Gates named former Army secretary Togo West and retired Adm. Vernon Clark, a former chief of naval operations, to lead a 45-day review of the circumstances surrounding the Fort Hood shootings. Hasan, 39, is accused of shooting 55 people, killing 13 of them, at the Texas Army base Nov. 5, days before he was supposed to deploy to Afghanistan.
West was Army secretary in the mid-1990s and later became secretary of Veterans Affairs; Clark was the chief of naval operations from 2000 to 2005.
Gates also requested a "more in-depth, detailed assessment whether Army programs, policies and procedures reasonably could have prevented the shooting." It will be led by Gen. Carter Ham, the commander of the U.S. Army Europe, who returned to Washington this week to work on the review and will report his findings to West and Clark.
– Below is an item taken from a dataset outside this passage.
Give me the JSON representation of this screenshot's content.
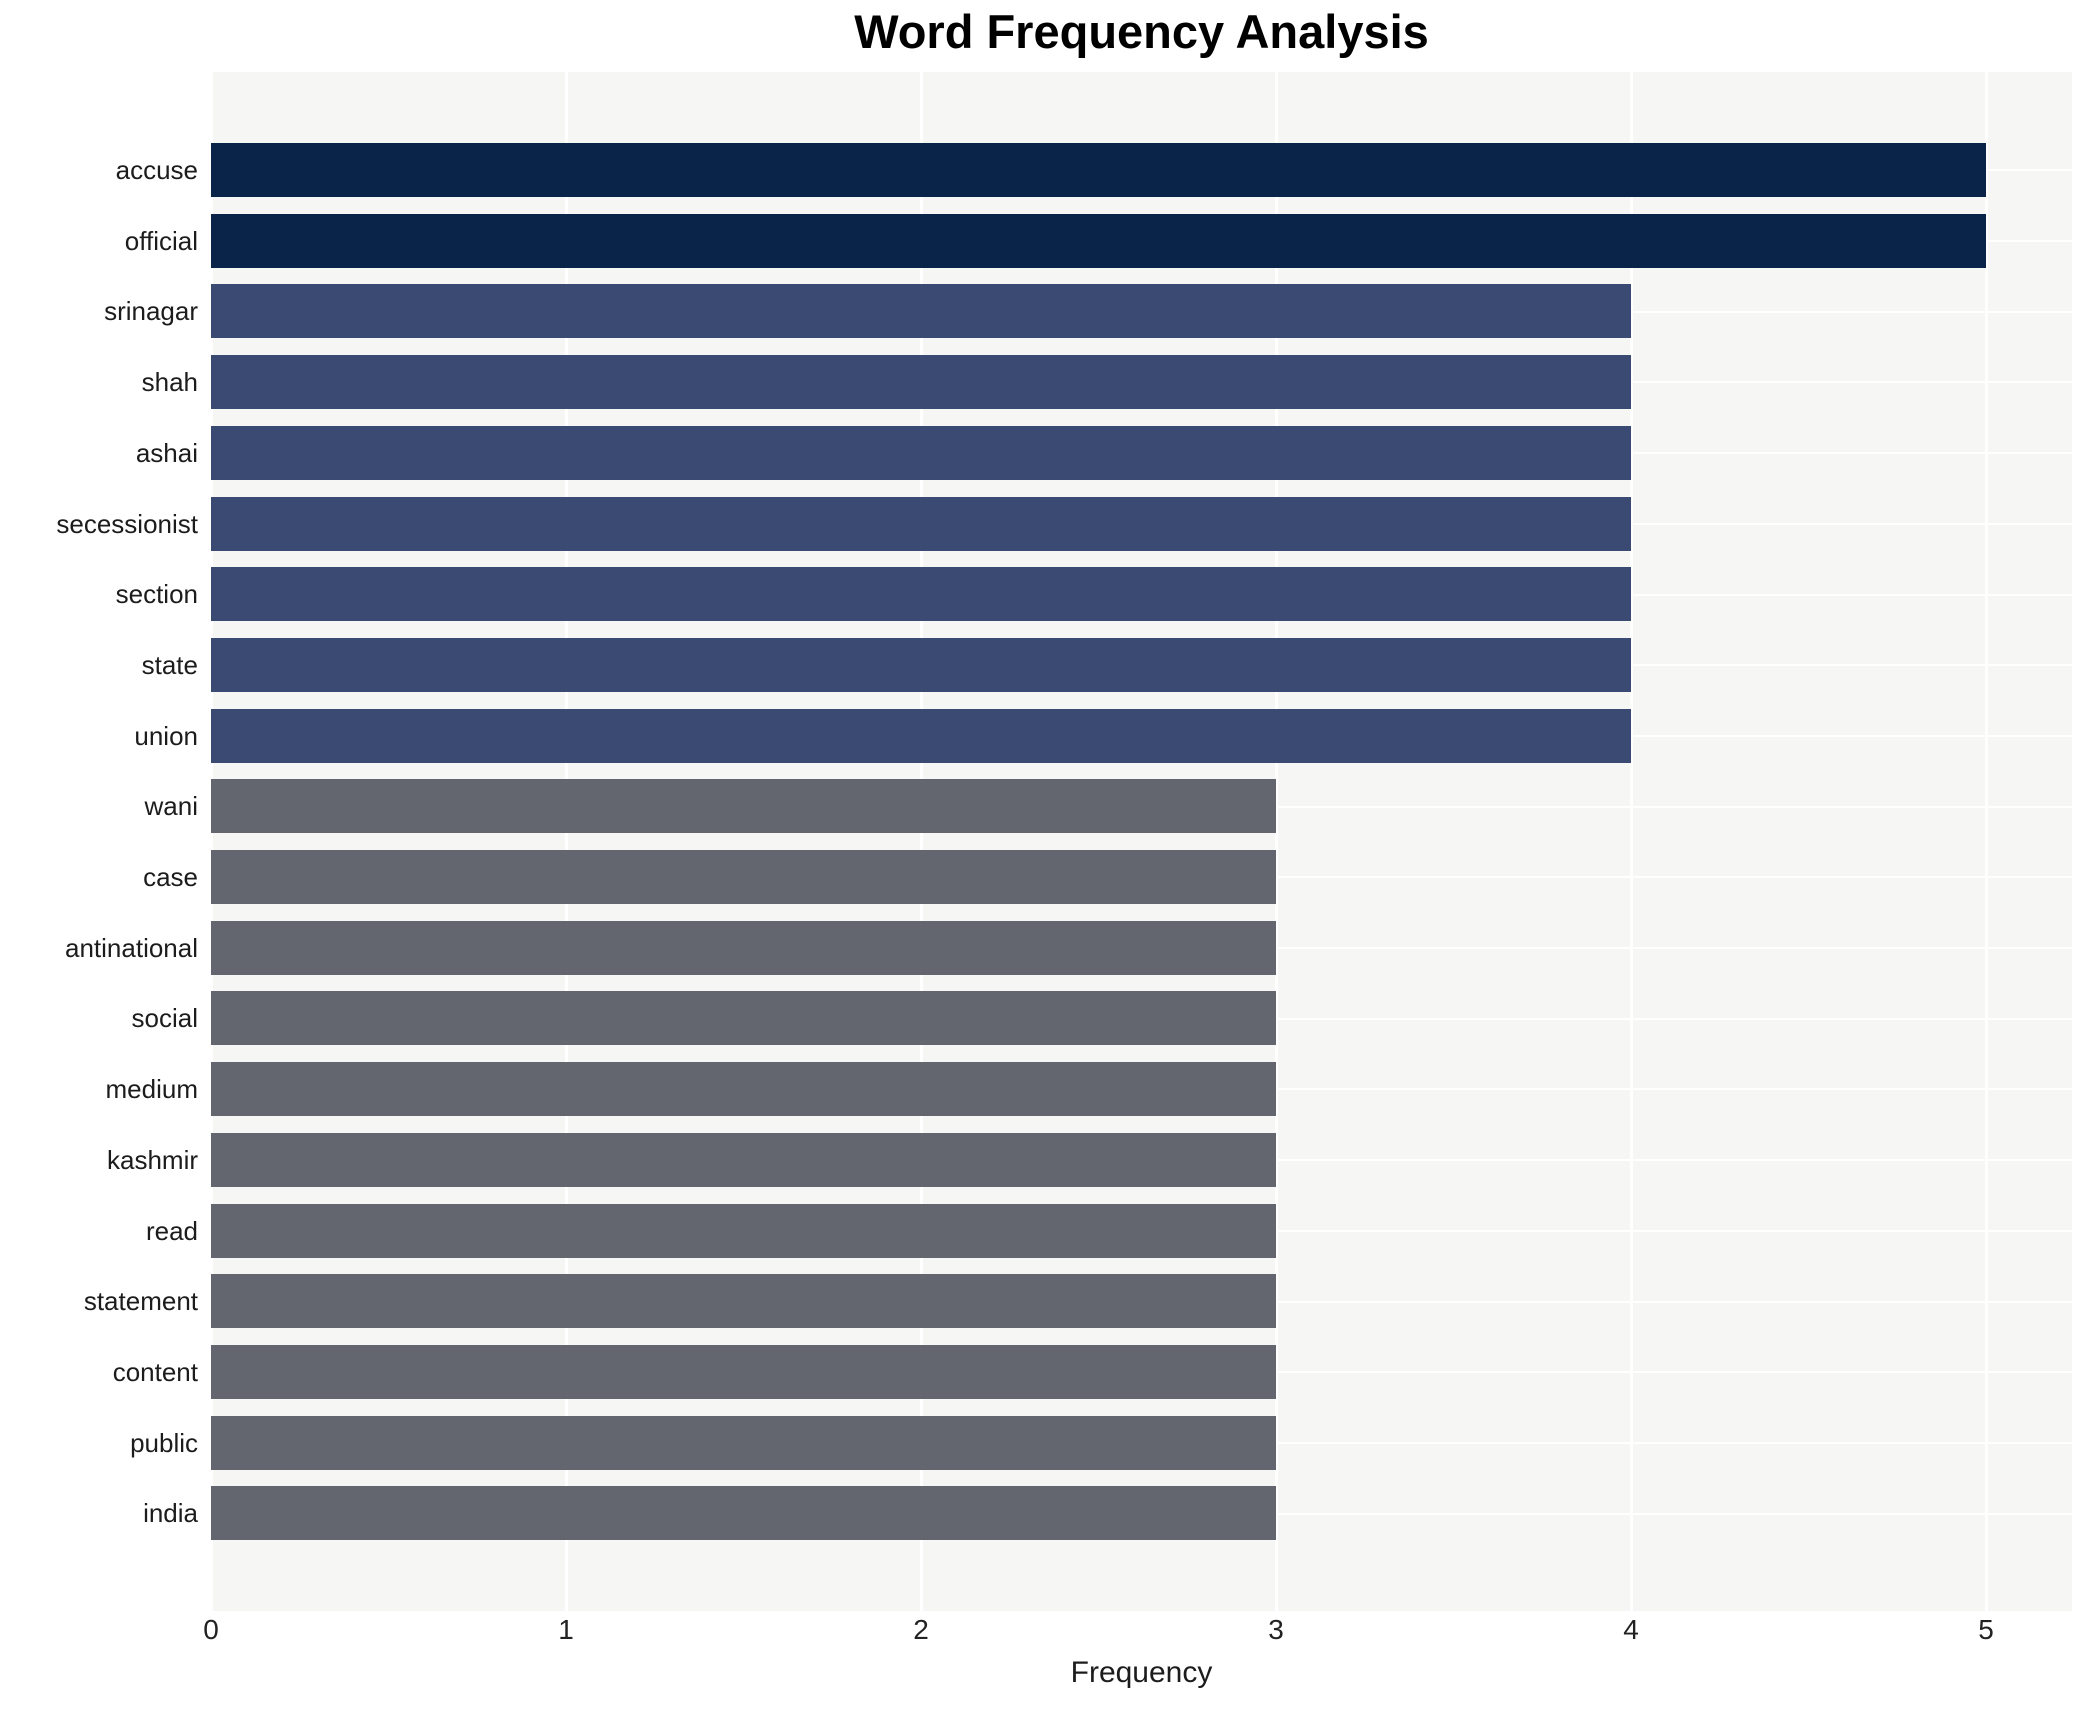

The review will go beyond what happened at Fort Hood to examine how the military identifies and addresses soldiers who may be threats to others, the military medical community's personnel practices, and how officials respond to mass casualty events.
"You go to the hospitals and you talk to the nurses and the doctors and those who care for these grievously wounded young men and women, and I can't imagine the burden on them of doing that all day, every day," Gates said. "One of the things, for their own benefit, if nothing else, is for us to take a look at how are we helping them deal with stress, given the circumstances that they face."